The toggle function does not implement more ioctl() usage, it simply executes the write_to_driver_gpio() function in the test app every x microseconds for y times and uses theusleep()` function.

An EC2 instance running Ubuntu 18.04 was created with AWS on the t2.micro tier. A name tag was assigned to the instance and the attached storage volume so that they can be easily identified in the case that event logs need to be checked. It is vital that remote access to the instance is secured and so a public and private keypair was generated for connecting via SSH. An elastic IP was requested and assigned to the instance which is useful because the client scripts will not need to be updated with a new IP in the event that either the instance dynamic IP changed, or a new instance was launched.

The principle of least privilege was followed when setting up this server. A security group was created and assigned to the server with only inbound traffic allowed on ports 22 and 8883 for SSH and MQTT, respectively. Access to these ports was restricted to a specific IP; in this case the IP of the machine that the subscribe and publish scripts will be executed from. This prevents unknown sources from attempting to communicate with the server.

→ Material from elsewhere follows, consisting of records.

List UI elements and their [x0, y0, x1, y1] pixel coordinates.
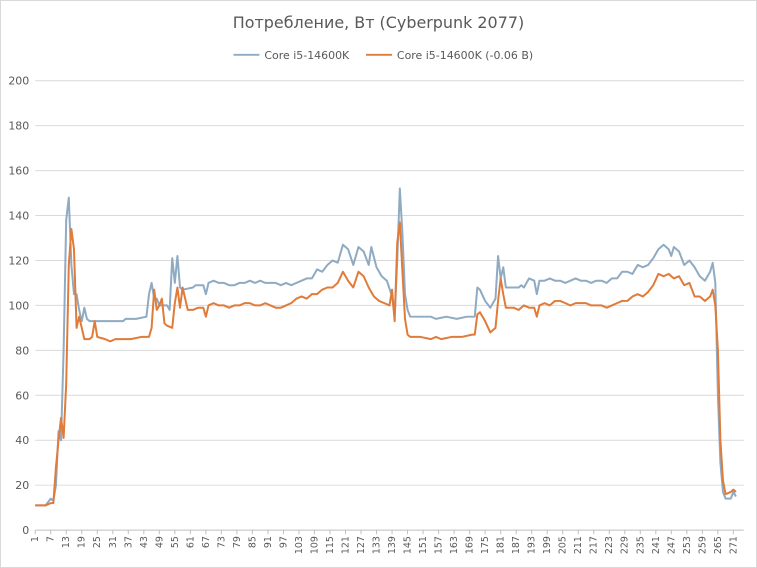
x-tick-label: 163 — [449, 536, 460, 554]
x-tick-label: 43 — [139, 536, 150, 548]
y-tick-label: 160 — [8, 165, 29, 178]
x-tick-label: 253 — [682, 536, 693, 554]
series-line-2 — [35, 221, 737, 507]
x-tick-label: 265 — [713, 536, 724, 554]
series-lines — [35, 187, 737, 507]
x-axis-ticks — [34, 530, 734, 535]
x-tick-label: 49 — [154, 536, 165, 548]
x-tick-label: 127 — [356, 536, 367, 554]
y-tick-label: 140 — [8, 210, 29, 223]
x-tick-label: 217 — [589, 536, 600, 554]
x-tick-label: 25 — [92, 536, 103, 548]
y-tick-label: 180 — [8, 120, 29, 133]
x-tick-label: 55 — [170, 536, 181, 548]
y-tick-label: 120 — [8, 254, 29, 267]
x-tick-label: 91 — [263, 536, 274, 548]
x-tick-label: 109 — [309, 536, 320, 554]
x-tick-label: 193 — [527, 536, 538, 554]
x-tick-label: 103 — [294, 536, 305, 554]
x-tick-label: 271 — [728, 536, 739, 554]
x-tick-label: 157 — [434, 536, 445, 554]
x-tick-label: 7 — [46, 536, 57, 542]
gridlines — [35, 80, 744, 486]
x-tick-label: 73 — [216, 536, 227, 548]
x-tick-label: 205 — [558, 536, 569, 554]
x-tick-label: 175 — [480, 536, 491, 554]
x-tick-label: 235 — [635, 536, 646, 554]
x-tick-label: 241 — [651, 536, 662, 554]
series-line-1 — [35, 187, 737, 507]
x-tick-label: 169 — [465, 536, 476, 554]
x-tick-label: 259 — [697, 536, 708, 554]
legend: Core i5-14600K Core i5-14600K (-0.06 В) — [233, 49, 533, 62]
x-tick-label: 223 — [604, 536, 615, 554]
y-tick-label: 200 — [8, 75, 29, 88]
y-tick-label: 20 — [15, 479, 29, 492]
y-tick-label: 40 — [15, 434, 29, 447]
x-tick-label: 181 — [496, 536, 507, 554]
y-tick-label: 0 — [22, 524, 29, 537]
x-tick-label: 211 — [573, 536, 584, 554]
y-tick-label: 80 — [15, 344, 29, 357]
x-tick-label: 85 — [247, 536, 258, 548]
x-tick-label: 145 — [403, 536, 414, 554]
x-tick-label: 151 — [418, 536, 429, 554]
x-tick-label: 229 — [620, 536, 631, 554]
x-tick-label: 121 — [340, 536, 351, 554]
legend-label-1: Core i5-14600K — [264, 49, 350, 62]
x-tick-label: 19 — [77, 536, 88, 548]
x-tick-label: 67 — [201, 536, 212, 548]
x-tick-label: 115 — [325, 536, 336, 554]
x-axis-tick-labels: 1 7 13 19 25 31 37 43 49 55 61 67 73 79 85 91 97 103 109 11… — [30, 536, 739, 554]
x-tick-label: 199 — [542, 536, 553, 554]
x-tick-label: 97 — [278, 536, 289, 548]
y-tick-label: 100 — [8, 299, 29, 312]
x-tick-label: 61 — [185, 536, 196, 548]
y-axis-tick-labels: 0 20 40 60 80 100 120 140 160 180 200 — [8, 75, 29, 537]
x-tick-label: 31 — [108, 536, 119, 548]
y-tick-label: 60 — [15, 389, 29, 402]
x-tick-label: 187 — [511, 536, 522, 554]
chart-title: Потребление, Вт (Cyberpunk 2077) — [233, 13, 524, 32]
x-tick-label: 1 — [30, 536, 41, 542]
legend-label-2: Core i5-14600K (-0.06 В) — [397, 49, 533, 62]
x-tick-label: 13 — [61, 536, 72, 548]
x-tick-label: 247 — [666, 536, 677, 554]
x-tick-label: 133 — [372, 536, 383, 554]
x-tick-label: 139 — [387, 536, 398, 554]
x-tick-label: 79 — [232, 536, 243, 548]
x-tick-label: 37 — [123, 536, 134, 548]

The Ubuntu server was upgraded to the latest version by running the relevant update and upgrade commands. This ensures that the operating system and applications are running at the latest versions which prevents security issues caused by outdated software.

An Amazon Machine Image (AMI) of the fully working instance running Ubuntu and MQTT was saved in the event of a disaster that requires the machine to be rebuilt. This process also created a snapshot for the storage volume attached to the instance.

The Mosquitto package was installed through the Ubuntu package manager. This allows for the MQTT service to be run on the server. The MQTT broker was secured with username and password authentication which was setup using the mosquitto_passwd command. The config file was updated to disallow anonymous connections and to specify the location of the password file. The broker was further secured with SSL/TLS by creating a CA certificate with the openssl command. A self-signed certificate was used in this instance for demonstration purposes but would not be suitable for use in a production environment. Additionally, the config file was updated to specify port 8883 the default listening port as per MQTT standards.

Two Python scripts, publish.py and subscribe.py, were created using the Paho library which has been designed to allow communication with an MQTT broker. It is vital that communications between the client and server are encrypted as they may contain sensitive data. This has been achieved by using TLS certificates previously detailed in this report.

The subscribe script connects to the MQTT broker and subscribes to two topics: piio/writepin, and piio/toggle. When this subscriber receives a message on one of these topics, it checks the payload to ensure that it contains the expected JSON values and then the relevant piio command will be executed with the specified parameters using Python’s OS library functions. The publish script takes in user input for reading, writing, or toggling a pin for the PIIO user application created in previous parts of this module. The user input is validated and put into JSON format before being published to the MQTT broker.